L’ex assessore Morgante: per me le regole erano regole
ROMA «C’era un certo malcontento nei miei confronti, perché per me le regole erano regole. Ma non ho mai ricevuto pressioni per favorire le coop di Salvatore Buzzi». A parlare è il magistrato della Corte dei Conti ed ex assessore al Bilancio al Comune di Roma, Daniela Morgante, protagonista dell’udienza di giovedì del processo Mafia Capitale, dove ha ricostruito, citata in aula come testimone dai legali di Mirko Coratti, la sua esperienza in Campidoglio. «Quando sono arrivata nel 2013 la situazione dei conti era preoccupante. Su un bilancio di 6 miliardi mancava un sesto delle risorse», ha detto la Morgante, ricordando come le richieste o le segnalazioni dei consiglieri e degli altri assessori fossero una prassi comune, ma non le pressioni. Neanche da parte dell’ex assessore alla casa Daniele Ozzimo, che oltre a definirla “incementata” per la sua rigidità sui conti, in un’intercettazione agli atti, letta in aula dal pm Luca Tescaroli, così si lamentava: «Questa è un po’ scema. A me non è che piace tanto, tanto è vero che io all’orecchio gli ho detto al sindaco…».
Sfilata di ex consiglieri
«È vero, il mio approccio era “incementato” – ha replicato la Morgante – se ci sono i soldi si può fare, altrimenti non si può fare. Ozzimo (condannato in un altro filone dell’inchiesta, ndr) si sarà lamentato con parole pesanti in un’altra sede, ma con me era cordiale. Anche in giunta chiedeva e insisteva, ma mai aggredendo. Altri assessori erano più diretti, penso a Guido Improta con cui c’erano stati dei contrasti più diretti». La sua testimonianza non è stata l’unica nella giornata di giovedì, che ha visto la presenza nell’aula bunker di Rebibbia, sempre in veste di testimoni, anche degli ex consiglieri comunali Gemma Azuni, Cosimo Dinoi e Antonio Stampete, i quali, anche loro, hanno smentito di aver mai subito pressioni da parte di Coratti e altri, per l’approvazione di atti che rientravano nell’interesse del sodalizio. Al contrario, invece, Maria Letizia Santarelli, nel 2013 funzionaria della ragioneria capitolina, pur non avendo mai subito minacce dirette, non ha potuto nascondere i contrasti sorti nel 2013 con le coop di Salvatore Buzzi su alcune determinazioni di pagamento relative al campo rom di Castel Romano.

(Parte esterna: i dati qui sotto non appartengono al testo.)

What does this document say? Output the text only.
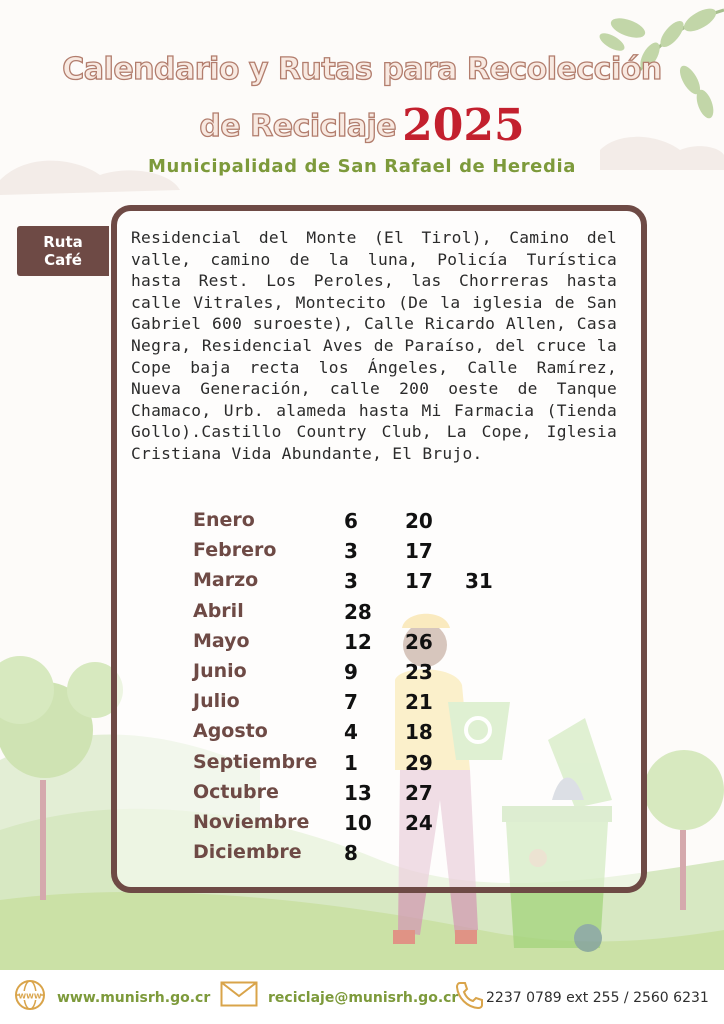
Calendario y Rutas para Recolección
de Reciclaje 2025
Municipalidad de San Rafael de Heredia
Ruta
Café
Residencial del Monte (El Tirol), Camino del valle, camino de la luna, Policía Turística hasta Rest. Los Peroles, las Chorreras hasta calle Vitrales, Montecito (De la iglesia de San Gabriel 600 suroeste), Calle Ricardo Allen, Casa Negra, Residencial Aves de Paraíso, del cruce la Cope baja recta los Ángeles, Calle Ramírez, Nueva Generación, calle 200 oeste de Tanque Chamaco, Urb. alameda hasta Mi Farmacia (Tienda Gollo).Castillo Country Club, La Cope, Iglesia Cristiana Vida Abundante, El Brujo.
Enero	6 20
Febrero	3 17
Marzo	3 17 31
Abril	28
Mayo	12 26
Junio	9 23
Julio	7 21
Agosto	4 18
Septiembre 1 29
Octubre	13 27
Noviembre 10 24
Diciembre 8
WWW www.munisrh.go.cr	reciclaje@munisrh.go.cr 2237 0789 ext 255 / 2560 6231
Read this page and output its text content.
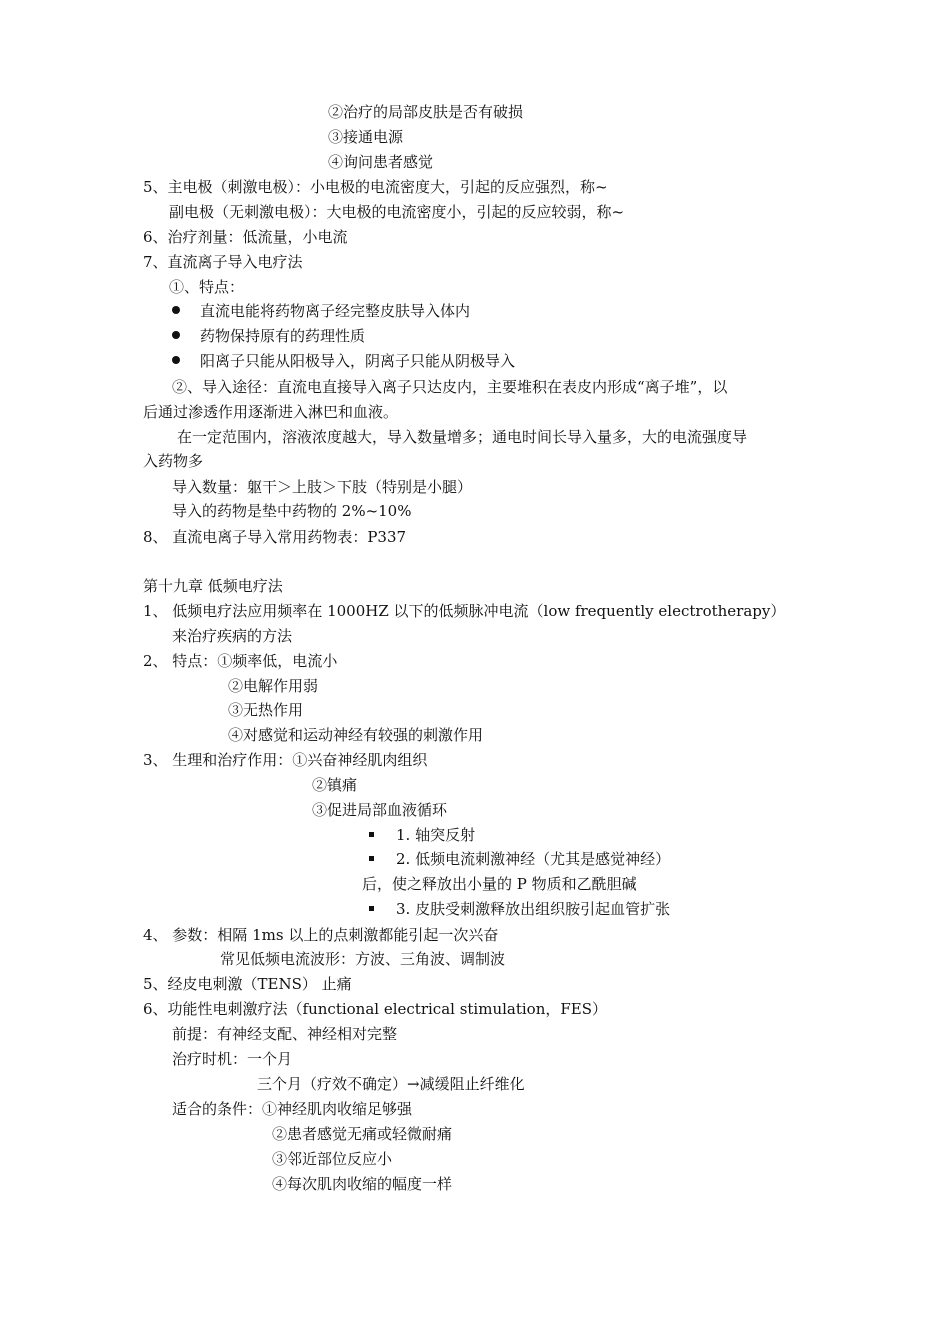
②治疗的局部皮肤是否有破损
③接通电源
④询问患者感觉
5、主电极（刺激电极）：小电极的电流密度大，引起的反应强烈，称~
副电极（无刺激电极）：大电极的电流密度小，引起的反应较弱，称~
6、治疗剂量：低流量，小电流
7、直流离子导入电疗法
①、特点：
直流电能将药物离子经完整皮肤导入体内
药物保持原有的药理性质
阳离子只能从阳极导入，阴离子只能从阴极导入
②、导入途径：直流电直接导入离子只达皮内，主要堆积在表皮内形成“离子堆”，以
后通过渗透作用逐渐进入淋巴和血液。
在一定范围内，溶液浓度越大，导入数量增多；通电时间长导入量多，大的电流强度导
入药物多
导入数量：躯干＞上肢＞下肢（特别是小腿）
导入的药物是垫中药物的 2%~10%
8、 直流电离子导入常用药物表：P337
第十九章 低频电疗法
1、 低频电疗法应用频率在 1000HZ 以下的低频脉冲电流（low frequently electrotherapy）
来治疗疾病的方法
2、 特点：①频率低，电流小
②电解作用弱
③无热作用
④对感觉和运动神经有较强的刺激作用
3、 生理和治疗作用：①兴奋神经肌肉组织
②镇痛
③促进局部血液循环
1. 轴突反射
2. 低频电流刺激神经（尤其是感觉神经）
后，使之释放出小量的 P 物质和乙酰胆碱
3. 皮肤受刺激释放出组织胺引起血管扩张
4、 参数：相隔 1ms 以上的点刺激都能引起一次兴奋
常见低频电流波形：方波、三角波、调制波
5、经皮电刺激（TENS） 止痛
6、功能性电刺激疗法（functional electrical stimulation，FES）
前提：有神经支配、神经相对完整
治疗时机：一个月
三个月（疗效不确定）→减缓阻止纤维化
适合的条件：①神经肌肉收缩足够强
②患者感觉无痛或轻微耐痛
③邻近部位反应小
④每次肌肉收缩的幅度一样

Pronti a intervenire “pesantemente”
Secondo la ricostruzione della Procura, dopo l’ennesima bocciatura di una determinazione dirigenziale da parte della Santarelli, in un caso, per sbloccare l’iter burocratico, Salvatore Buzzi si sarebbe rivolto a Massimo Carminati, «fai intervenire con la forza chi deve intervenire», il quale a sua volta, parlando al telefono con Fabrizio Franco Testa, avrebbe richiesto l’intervento di Luca Gramazio: «Digli di intervenire al piano di sopra, perché hai capito… sennò tocca intervenire pesantemente, pesantemente, pesantemente». Alla richiesta di Carminati, Fabrizio Franco Testa rispondeva senza esitazioni, «chiamo immediatamente, chiamo immediatamente» e l’accordo, siamo nel giugno del 2013, arriverà poco dopo. A fronte di 89mila euro quale canone mensile per l’affitto del campo rom, le coop, proprietarie dell’area e delle strutture, si sarebbero impegnate a garantire la manutenzione ordinaria e le eventuali bonifiche, che nel precedente accordo, bocciato dalla Santarelli, erano invece a carico dell’amministrazione capitolina.